常同行動とは、強迫性障害の一つです。
足先などを執拗に舐める(噛む)
ケージの中で左右に足踏みをし続ける
尻尾を追いかけぐるぐる回る
口の届く範囲の被毛の脱毛
など。
(パートナー犬はゆっくり休みたい時はケージに入っています)
原因としては、
長時間の留守番
スキンシップの不足
拘束(散歩に行かないとか)
退屈
運動不足
などがあげられます。
常同行動は病的に同じ行動を続け、繰り返す心の病気です。
以前、動物園の檻の中でトラが虚ろな目で左右にウロウロし続けているのを見たことがあります。
これも常同行動と言われています。
犬の場合、被毛が禿げたり、赤くなったり、くるくる尻尾を追いかけたりするのでとてもわかりやすい。
最近では動物園でも狭い檻に閉じ込めた展示のしたかは改善されて、ランドスケープ展示や行動展示のように動物の生態や活動に即した展示に変わってきた。
特に行動展示は動物がどのような環境でどのような行動で生活しているのかを研究して展示されている。
食べ物の与え方も、より自然に近い形で捕食できるように工夫されている。
犬は、本来なら狩をして食べ物を得る。
しかし、その行動は補償できない。
代わりに、遊びによって満足させることはできる。
ボールを追いかけとらえる。
捉えるために全集中して走る。
オモチャを噛む。自分のものとして持ち帰る。
引っ張りっこをして獲物に襲い掛かかる、
引きちぎる感覚を味わい、息の根を止めるという欲求を代償として満たすことができます。
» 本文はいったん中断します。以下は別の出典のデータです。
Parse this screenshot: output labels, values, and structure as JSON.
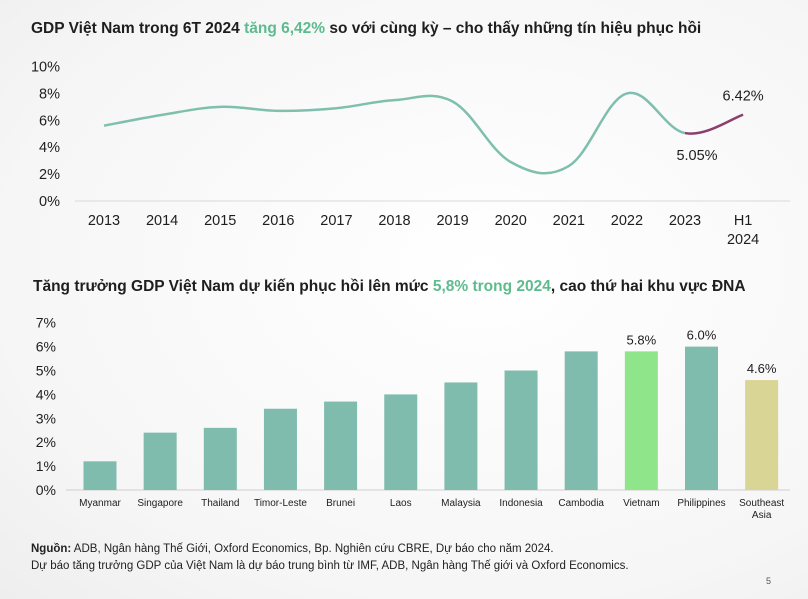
{
  "title1": {
    "pre": "GDP Việt Nam trong 6T 2024 ",
    "highlight": "tăng 6,42%",
    "post": " so với cùng kỳ – cho thấy những tín hiệu phục hồi"
  },
  "title2": {
    "pre": "Tăng trưởng GDP Việt Nam dự kiến phục hồi lên mức ",
    "highlight": "5,8% trong 2024",
    "post": ", cao thứ hai khu vực ĐNA"
  },
  "source": {
    "label": "Nguồn:",
    "text": " ADB, Ngân hàng Thế Giới, Oxford Economics, Bp. Nghiên cứu CBRE, Dự báo cho năm 2024.",
    "note": "Dự báo tăng trưởng GDP của Việt Nam là dự báo trung bình từ IMF, ADB, Ngân hàng Thế giới và Oxford Economics."
  },
  "page_number": "5",
  "colors": {
    "line": "#7fbfad",
    "highlight_line": "#8a3f6c",
    "bar": "#80bcad",
    "bar_vietnam": "#8ee58a",
    "bar_sea": "#d9d595",
    "title_hl": "#5dbb8e",
    "text": "#1e1e1e"
  },
  "chart_data": [
    {
      "type": "line",
      "title": "GDP Việt Nam trong 6T 2024 tăng 6,42% so với cùng kỳ – cho thấy những tín hiệu phục hồi",
      "categories": [
        "2013",
        "2014",
        "2015",
        "2016",
        "2017",
        "2018",
        "2019",
        "2020",
        "2021",
        "2022",
        "2023",
        "H1 2024"
      ],
      "values": [
        5.6,
        6.4,
        7.0,
        6.7,
        6.9,
        7.5,
        7.4,
        2.9,
        2.6,
        8.0,
        5.05,
        6.42
      ],
      "highlight_segment": [
        "2023",
        "H1 2024"
      ],
      "data_labels": [
        {
          "category": "2023",
          "text": "5.05%"
        },
        {
          "category": "H1 2024",
          "text": "6.42%"
        }
      ],
      "y_ticks": [
        "0%",
        "2%",
        "4%",
        "6%",
        "8%",
        "10%"
      ],
      "ylim": [
        0,
        10
      ]
    },
    {
      "type": "bar",
      "title": "Tăng trưởng GDP Việt Nam dự kiến phục hồi lên mức 5,8% trong 2024, cao thứ hai khu vực ĐNA",
      "categories": [
        "Myanmar",
        "Singapore",
        "Thailand",
        "Timor-Leste",
        "Brunei",
        "Laos",
        "Malaysia",
        "Indonesia",
        "Cambodia",
        "Vietnam",
        "Philippines",
        "Southeast Asia"
      ],
      "values": [
        1.2,
        2.4,
        2.6,
        3.4,
        3.7,
        4.0,
        4.5,
        5.0,
        5.8,
        5.8,
        6.0,
        4.6
      ],
      "data_labels": [
        {
          "category": "Vietnam",
          "text": "5.8%"
        },
        {
          "category": "Philippines",
          "text": "6.0%"
        },
        {
          "category": "Southeast Asia",
          "text": "4.6%"
        }
      ],
      "y_ticks": [
        "0%",
        "1%",
        "2%",
        "3%",
        "4%",
        "5%",
        "6%",
        "7%"
      ],
      "ylim": [
        0,
        7
      ]
    }
  ]
}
もう一つ、犬が犬として人のそばで生きてきたということ。
それは人の話しや感情を理解し、その能力によって満足感を得てきたこと。
下の図は人のマズローの欲求階層
犬の場合に当てはめたもの。
1.生理的欲求(必須)
2.安全欲求(必須)
3.社会的欲求(必須)
4.健全性欲求(推奨)
5.認知的欲求(推奨)
4は環境に適応するスキルを身につけて安定した心を保ちたいという欲求
ポジティブトレーニングにより行動をサポートしていくことで満たすことができる。
5は認知機能を向上させ維持したい、種としての自然な行動のレパートリーを刺激したいという欲求。
(参考)
問題行動や常同行動に見られる病的な問題行動は、
5つの欲求とくに、推奨と書かれている4.5を満たすことで解決できることが多いように感じます。
犬のQOLの向上と犬の暮らしのエンリッチメントを考えても4.5は推奨ではなくて必須となるように工夫したトレーニングが求められていると思ったのでした。